English department teachers are experts in writing and language; we’re also experts in guiding students as they work through high stakes ideas and craft consequential stories; and we create spaces where stories–read, spoken, written, shared–bring students into conversation with each other and with worlds they’d never otherwise know. We are devoted to helping students learn how to learn, to explore the many ways one can research and read well across platforms and places–from antiquated medieval books in our libraries to film screenings in our classrooms to AI literacy training sessions in the Writing Center.

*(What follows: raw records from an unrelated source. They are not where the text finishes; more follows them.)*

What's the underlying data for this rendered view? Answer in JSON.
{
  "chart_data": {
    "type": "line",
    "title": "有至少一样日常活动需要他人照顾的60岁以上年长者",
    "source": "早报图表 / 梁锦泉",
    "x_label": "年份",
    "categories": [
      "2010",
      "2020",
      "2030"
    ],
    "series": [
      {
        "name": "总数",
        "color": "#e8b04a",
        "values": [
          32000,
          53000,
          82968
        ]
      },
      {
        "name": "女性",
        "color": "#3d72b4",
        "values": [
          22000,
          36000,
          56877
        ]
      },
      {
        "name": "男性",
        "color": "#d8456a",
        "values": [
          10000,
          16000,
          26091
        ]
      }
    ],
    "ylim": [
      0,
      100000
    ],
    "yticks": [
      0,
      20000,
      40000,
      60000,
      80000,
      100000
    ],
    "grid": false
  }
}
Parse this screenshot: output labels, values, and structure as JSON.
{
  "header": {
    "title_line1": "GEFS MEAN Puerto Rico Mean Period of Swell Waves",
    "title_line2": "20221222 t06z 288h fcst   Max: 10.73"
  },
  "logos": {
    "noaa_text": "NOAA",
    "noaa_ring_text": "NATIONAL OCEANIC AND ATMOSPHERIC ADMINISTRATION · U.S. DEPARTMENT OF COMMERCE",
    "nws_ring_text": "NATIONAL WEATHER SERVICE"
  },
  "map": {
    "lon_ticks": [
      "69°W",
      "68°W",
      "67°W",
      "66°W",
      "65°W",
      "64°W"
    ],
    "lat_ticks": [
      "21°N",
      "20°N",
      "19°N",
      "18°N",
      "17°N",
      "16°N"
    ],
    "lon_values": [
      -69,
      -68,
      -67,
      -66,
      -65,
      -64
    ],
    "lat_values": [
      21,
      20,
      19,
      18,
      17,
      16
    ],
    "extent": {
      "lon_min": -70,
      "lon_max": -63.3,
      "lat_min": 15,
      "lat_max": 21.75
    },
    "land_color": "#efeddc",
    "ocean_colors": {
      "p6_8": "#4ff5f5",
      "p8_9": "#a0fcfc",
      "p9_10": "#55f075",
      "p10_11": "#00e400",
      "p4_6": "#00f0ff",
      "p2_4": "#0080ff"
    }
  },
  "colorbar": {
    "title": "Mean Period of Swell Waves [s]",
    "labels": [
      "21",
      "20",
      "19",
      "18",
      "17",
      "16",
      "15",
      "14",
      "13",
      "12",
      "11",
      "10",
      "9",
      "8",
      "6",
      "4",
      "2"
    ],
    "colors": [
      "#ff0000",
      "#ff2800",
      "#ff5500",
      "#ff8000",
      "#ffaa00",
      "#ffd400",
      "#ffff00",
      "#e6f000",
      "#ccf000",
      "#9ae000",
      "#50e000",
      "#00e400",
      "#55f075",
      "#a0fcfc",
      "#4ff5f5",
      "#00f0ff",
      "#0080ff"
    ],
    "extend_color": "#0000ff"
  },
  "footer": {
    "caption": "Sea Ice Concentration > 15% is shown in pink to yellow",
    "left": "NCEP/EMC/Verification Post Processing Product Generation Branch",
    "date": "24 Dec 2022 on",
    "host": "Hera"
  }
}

Teaching Excellence in Practice
What does this teaching excellence look like in practice? It looks like an ecopoetry class traveling together to the Entomology lab to hold stick insects and craft poems about bugs; like an 80 person lecture that still includes hands-on, primary-source research in the UW archives; like a 200 person Shakespeare lecture where the instructor knows every student’s name and actors from American Players Theater are regular guests; like a class on grammar where students learn to diagram sentences and suddenly understand why they put words together as they do; like a first year composition course where students prepare for four years of college writing and learn how to navigate the University; like office hours where you spend as much time talking about ideas as impending assignments; like a creative writing class in Oregon Correctional Facility.
University-wide Recognition
The success of these efforts has been recognized by numerous campus-wide teaching awards, all of which speak to the impact of our teaching. In each of the last six years, an English faculty member has won a UW-Madison Distinguished Teaching Award–the university’s highest teaching honor. And that’s not new: since 1953, English faculty have accounted for 8% of all Distinguished Teaching Awards, making English the most decorated department on campus. English department graduate students learn pedagogical skills and values from their expert mentors. Not surprisingly, then, fifteen English department graduate student teaching assistants have earned campus-wide honors for their teaching in the last ten years (five in the last two years), accounting for 7% of campus-wide TA awards in that time period.